Une petite statue de la Vierge à l’Enfant, posée sur un socle accroché au mur (côté gauche) du chevet, peut être datée (d’après son style) des années 1360-1380. Elle est en pierre calcaire (et non en albâtre comme on le croyait, et comme l’indiquait la fiche du Ministère de la Culture dans sa base de données Palissy).
La Vierge porte l’Enfant sur le bras gauche, et, pour garder l’équilibre, reporte son poids sur sa jambe droite, montrant un léger déhanchement qu’a bien rendu le sculpteur. La robe, serrée à la taille par une simple lanière, est en partie cachée par le long voile drapé autour de la Vierge.
Le visage est fin, avec un front haut et dégagé (ce qui correspond à la mode féminine de la fin du XIVe siècle), mais quelques boucles de cheveux sortent du voile, sous la couronne qui repose sur le haut de la tête. Cette couronne, assez haute sur l’avant, porte encore quelques cabochons de pâte de verre de couleur.
L’Enfant, vêtu d’une courte robe à longues manches, tend les mains vers le sein gauche de sa mère, mais leurs regards ne se croisent pas. À quoi pense la Vierge ? Elle est douce, elle semble sereine, mais elle ne sourit pas vraiment, perdue dans ses pensées peut-être…
La statue porte des traces de polychromie, qui attestent de couleurs vives : la robe de la Vierge était rouge, sous un ample manteau bleu et un voile ocre bordé de vert, le diadème doré et les cabochons de couleurs diverses. Le vêtement de l’Enfant était aussi coloré, mais les couleurs sont plus difficiles à reconnaître.
L’origine de cette œuvre est inconnue : a-t-elle été réalisée pour l’église de Saint-Martin-aux-Bois ? Sa taille, relativement modeste (environ 80 cm) laisse penser qu’elle était peut-être destinée à un usage personnel, et non pas à prendre place dans une église (surtout un édifice de la taille de l’église abbatiale !). La fin du XIVe siècle voit en effet se développer une dévotion privée à l’égard de la sainte Vierge, et de nombreuses statues du même type, de taille modeste, sont réalisées pour des chapelles privées, des oratoires domestiques. Mais il est possible qu’elle ait été prévue pour un autel latéral, ou offerte à l’abbaye par un donateur, religieux ou laïc. Son origine géographique aussi bien que le nom du sculpteur restent à ce jour inconnus.

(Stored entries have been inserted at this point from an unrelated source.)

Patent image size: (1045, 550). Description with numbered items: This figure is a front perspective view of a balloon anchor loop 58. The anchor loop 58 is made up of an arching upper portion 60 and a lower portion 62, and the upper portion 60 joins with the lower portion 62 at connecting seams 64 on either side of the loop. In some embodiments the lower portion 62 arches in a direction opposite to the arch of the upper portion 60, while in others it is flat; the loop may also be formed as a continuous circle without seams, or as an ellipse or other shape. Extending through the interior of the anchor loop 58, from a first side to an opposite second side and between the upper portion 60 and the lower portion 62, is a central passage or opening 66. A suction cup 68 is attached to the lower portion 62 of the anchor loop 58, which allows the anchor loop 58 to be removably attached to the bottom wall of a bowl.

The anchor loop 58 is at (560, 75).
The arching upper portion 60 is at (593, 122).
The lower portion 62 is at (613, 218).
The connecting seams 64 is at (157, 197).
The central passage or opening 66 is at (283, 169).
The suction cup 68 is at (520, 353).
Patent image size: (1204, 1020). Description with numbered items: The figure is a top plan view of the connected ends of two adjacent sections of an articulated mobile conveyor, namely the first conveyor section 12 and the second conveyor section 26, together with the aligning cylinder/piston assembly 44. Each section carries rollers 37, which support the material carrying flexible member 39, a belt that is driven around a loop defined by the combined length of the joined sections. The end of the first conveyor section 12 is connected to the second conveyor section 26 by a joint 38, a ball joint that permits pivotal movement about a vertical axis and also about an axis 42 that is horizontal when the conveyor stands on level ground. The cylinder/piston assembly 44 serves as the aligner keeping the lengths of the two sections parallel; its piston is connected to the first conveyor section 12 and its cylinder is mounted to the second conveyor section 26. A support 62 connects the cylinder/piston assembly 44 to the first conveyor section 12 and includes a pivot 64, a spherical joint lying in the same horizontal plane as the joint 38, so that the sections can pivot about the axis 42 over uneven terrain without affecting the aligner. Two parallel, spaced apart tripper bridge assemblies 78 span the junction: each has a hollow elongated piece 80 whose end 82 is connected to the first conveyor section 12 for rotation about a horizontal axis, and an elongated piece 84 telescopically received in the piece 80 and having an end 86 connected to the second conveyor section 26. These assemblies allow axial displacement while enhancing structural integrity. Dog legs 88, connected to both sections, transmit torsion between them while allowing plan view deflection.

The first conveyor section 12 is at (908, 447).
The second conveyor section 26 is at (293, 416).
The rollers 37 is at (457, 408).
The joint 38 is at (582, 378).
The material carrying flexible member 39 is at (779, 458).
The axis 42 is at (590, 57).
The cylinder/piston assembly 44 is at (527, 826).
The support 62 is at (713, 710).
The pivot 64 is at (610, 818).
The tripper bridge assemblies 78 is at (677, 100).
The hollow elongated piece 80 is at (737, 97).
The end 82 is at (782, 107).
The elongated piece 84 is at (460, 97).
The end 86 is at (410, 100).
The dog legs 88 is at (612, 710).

L’histoire récente de cette œuvre mérite d’être racontée…
Jusqu’à la fin de l’année 1959, elle était disposée dans le sanctuaire de l’église : certaines photos la montrent devant les hauts dossiers des stalles. Elle est volée en décembre 1959, dans des circonstances qui restent imprécises. C’est la presse de l’époque qui donne quelques informations : le vol aurait eu lieu de la façon la plus simple, un visiteur ayant demandé la clef de l’église à une personne âgée du village qui en avait la garde. Le visiteur étant en soutane, la dame lui a confié la clef et ne l’a pas accompagné dans sa visite ! La disparition de la statue n’a été constatée que quelques jours plus tard.
Une enquête, menée par la police, n’a donné aucun résultat.
Le vendredi 13 mars 2020, le Bureau de la Conservation du patrimoine mobilier et instrumental du Service du Patrimoine du Ministère de la Culture repère cette statue dans une vente aux enchères par un commissaire-priseur parisien. L’alerte est immédiatement donnée, car les services du ministère trouvent une très forte ressemblance entre l’objet à vendre et la statue disparue de Saint-Martin-aux-Bois. L’Office Central de lutte contre le trafic des Biens Culturels (OFCB, qui dépend de la Direction centrale de la Police judiciaire) intervient alors et demande que la statue soit retirée de la vente.
Les comparaisons avec les photos anciennes de la statue apportent la preuve qu’il s’agit bien de la statue volée en 1959. Or, la statue a été classée au titre des monuments historiques par arrêté du 11 avril1902 (Palissy PM 600001467) et est propriété de la commune : c’est un bien inaliénable, et même 60 ans après le vol, elle doit revenir à la commune. Cette dernière aurait pu choisir de confier la statue à un musée, mais a décidé que sa place était bien dans l’église du village.
Au moment où la statue a été retrouvée, l’église de Saint-Martin-aux-Bois bénéficiait d’un important chantier de restauration de son chevet, et c’est pourquoi la statue a d’abord trouvé un refuge au musée départemental de l’Oise, avant d’être nettoyée et restaurée, puis installée, de façon sécurisée dans le sanctuaire de l’église.